Tropaeolum majus ”Burpeei”, con las flores dobles, de color rojo intenso.
Tropaeolum majus ”Hermine Grasshof”, flores dobles, rojas. Como la anterior, no produce semillas y se reproduce por esquejes.
Tropaeolum majus ”Nanum”, es de talla corta.
Tropaeolum majus ”Salmon Baby”, da flores rosas con los pétalos con flecos.
Tropaeolum majus ”Peach Melba”, de pequeño tamaño, flores amarillo pastel con el centro naranja.
Originaria: de la región andina de América del Sur.
Situación: al sol o a media sombra. Prefiere la tierra fresca, suelta y arenosa, bien drenada y no muy rica. No le conviene el sol directo en las horas más tórridas del verano. Cuando aprieta el calor tampoco florecen. No soporta las heladas, se congela y luego vuelve a rebrotar.

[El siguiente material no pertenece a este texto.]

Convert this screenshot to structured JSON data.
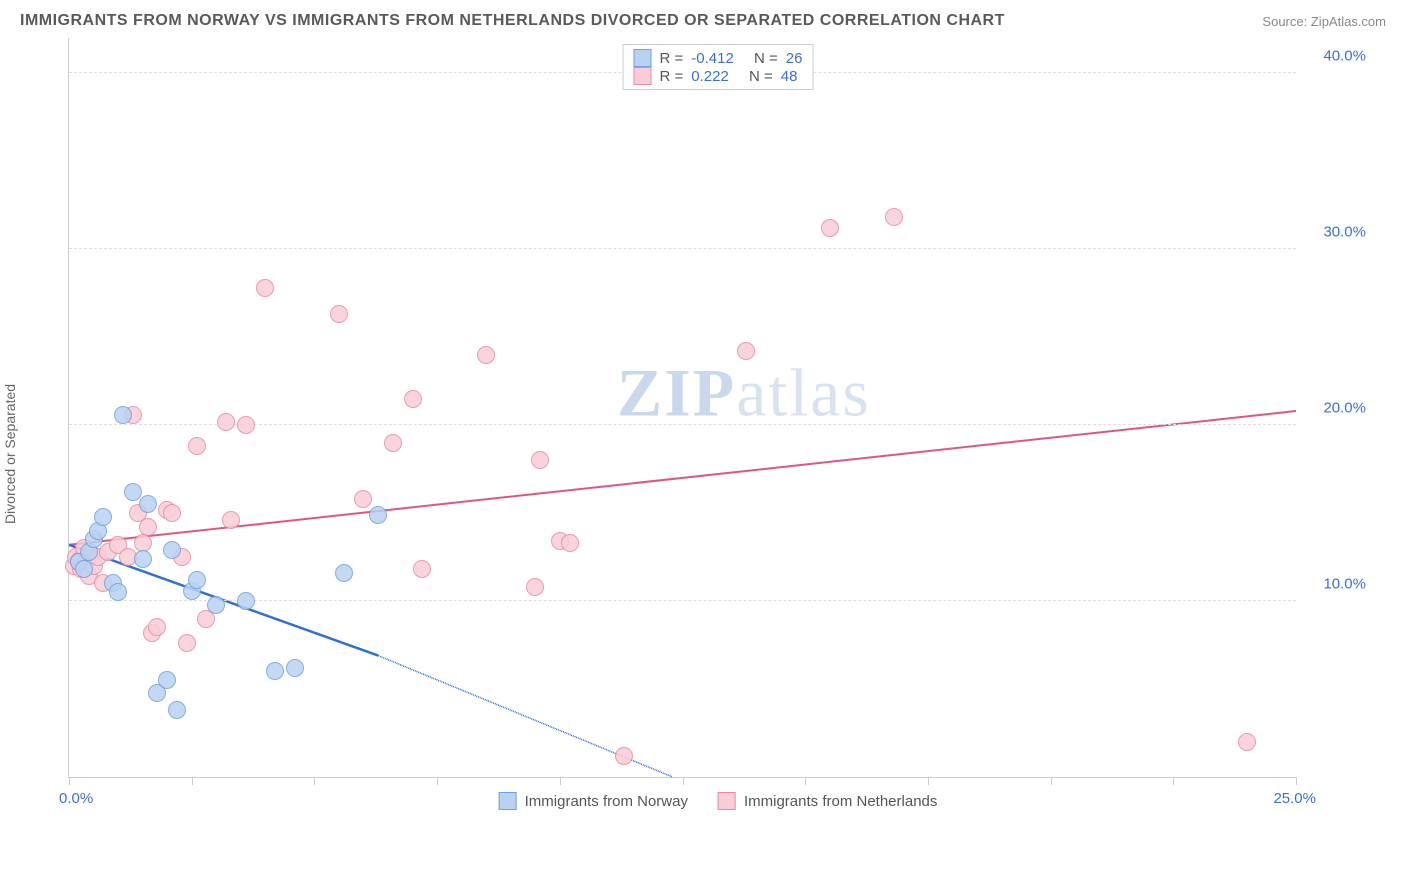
{
  "title": "IMMIGRANTS FROM NORWAY VS IMMIGRANTS FROM NETHERLANDS DIVORCED OR SEPARATED CORRELATION CHART",
  "source_label": "Source:",
  "source_name": "ZipAtlas.com",
  "ylabel": "Divorced or Separated",
  "watermark_a": "ZIP",
  "watermark_b": "atlas",
  "chart": {
    "type": "scatter",
    "xlim": [
      0,
      25
    ],
    "ylim": [
      0,
      42
    ],
    "x_ticks": [
      0,
      2.5,
      5,
      7.5,
      10,
      12.5,
      15,
      17.5,
      20,
      22.5,
      25
    ],
    "y_ticks": [
      10,
      20,
      30,
      40
    ],
    "y_tick_labels": [
      "10.0%",
      "20.0%",
      "30.0%",
      "40.0%"
    ],
    "x_tick_label_left": "0.0%",
    "x_tick_label_right": "25.0%",
    "background_color": "#ffffff",
    "grid_color": "#dddddd",
    "axis_color": "#cccccc",
    "tick_label_color": "#3b6fd6",
    "point_radius": 9,
    "series": [
      {
        "name": "Immigrants from Norway",
        "fill": "#b9d2f0",
        "stroke": "#6fa0e0",
        "line_color": "#2f6fd6",
        "r_value": "-0.412",
        "n_value": "26",
        "trend": {
          "x1": 0,
          "y1": 13.2,
          "x2": 6.3,
          "y2": 6.9,
          "dash_to_x": 12.3,
          "dash_to_y": 0
        },
        "points": [
          [
            0.2,
            12.2
          ],
          [
            0.3,
            11.8
          ],
          [
            0.4,
            12.8
          ],
          [
            0.5,
            13.5
          ],
          [
            0.6,
            14.0
          ],
          [
            0.7,
            14.8
          ],
          [
            0.9,
            11.0
          ],
          [
            1.0,
            10.5
          ],
          [
            1.1,
            20.6
          ],
          [
            1.3,
            16.2
          ],
          [
            1.5,
            12.4
          ],
          [
            1.6,
            15.5
          ],
          [
            1.8,
            4.8
          ],
          [
            2.0,
            5.5
          ],
          [
            2.1,
            12.9
          ],
          [
            2.2,
            3.8
          ],
          [
            2.5,
            10.6
          ],
          [
            2.6,
            11.2
          ],
          [
            3.0,
            9.8
          ],
          [
            3.6,
            10.0
          ],
          [
            4.2,
            6.0
          ],
          [
            4.6,
            6.2
          ],
          [
            5.6,
            11.6
          ],
          [
            6.3,
            14.9
          ]
        ]
      },
      {
        "name": "Immigrants from Netherlands",
        "fill": "#f8cdd7",
        "stroke": "#e88aa0",
        "line_color": "#e0567c",
        "r_value": "0.222",
        "n_value": "48",
        "trend": {
          "x1": 0,
          "y1": 13.2,
          "x2": 25,
          "y2": 20.8
        },
        "points": [
          [
            0.1,
            12.0
          ],
          [
            0.15,
            12.5
          ],
          [
            0.2,
            12.3
          ],
          [
            0.25,
            11.8
          ],
          [
            0.3,
            13.0
          ],
          [
            0.35,
            12.2
          ],
          [
            0.4,
            11.4
          ],
          [
            0.45,
            12.7
          ],
          [
            0.5,
            12.0
          ],
          [
            0.6,
            12.5
          ],
          [
            0.7,
            11.0
          ],
          [
            0.8,
            12.8
          ],
          [
            1.0,
            13.2
          ],
          [
            1.2,
            12.5
          ],
          [
            1.3,
            20.6
          ],
          [
            1.4,
            15.0
          ],
          [
            1.5,
            13.3
          ],
          [
            1.6,
            14.2
          ],
          [
            1.7,
            8.2
          ],
          [
            1.8,
            8.5
          ],
          [
            2.0,
            15.2
          ],
          [
            2.1,
            15.0
          ],
          [
            2.3,
            12.5
          ],
          [
            2.4,
            7.6
          ],
          [
            2.6,
            18.8
          ],
          [
            2.8,
            9.0
          ],
          [
            3.2,
            20.2
          ],
          [
            3.3,
            14.6
          ],
          [
            3.6,
            20.0
          ],
          [
            4.0,
            27.8
          ],
          [
            5.5,
            26.3
          ],
          [
            6.0,
            15.8
          ],
          [
            6.6,
            19.0
          ],
          [
            7.0,
            21.5
          ],
          [
            7.2,
            11.8
          ],
          [
            8.5,
            24.0
          ],
          [
            9.5,
            10.8
          ],
          [
            9.6,
            18.0
          ],
          [
            10.0,
            13.4
          ],
          [
            10.2,
            13.3
          ],
          [
            11.3,
            1.2
          ],
          [
            13.8,
            24.2
          ],
          [
            15.5,
            31.2
          ],
          [
            16.8,
            31.8
          ],
          [
            24.0,
            2.0
          ]
        ]
      }
    ]
  },
  "legend_top": {
    "r_label": "R =",
    "n_label": "N ="
  }
}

Cultivo: se utiliza como anual y en borduras. También puede ser trepadora o cubresuelos y encaramarse a una valla, colgar de una maceta o revestir un terraplén. El abono con predominio de nitrógeno hará crecer el follaje en detrimento de la floración. Aunque aguanta los periodos secos, crece mejor con un aporte de humedad constante, sin excesos. La capuchina crece deprisa y no necesita cuidados, es una planta vistosa y resultona ideal para que practiquen los niños y los jardineros principiantes.
Multiplicación: en otoño o primavera dividiendo las matas o mediante semillas, sembradas en su sitio definitivo después de las últimas heladas.
Problemas: atrae a los pulgones, por lo que a veces se utiliza como señuelo situándola junto a otras plantas, como las del huerto, para librarlas de dicha plaga.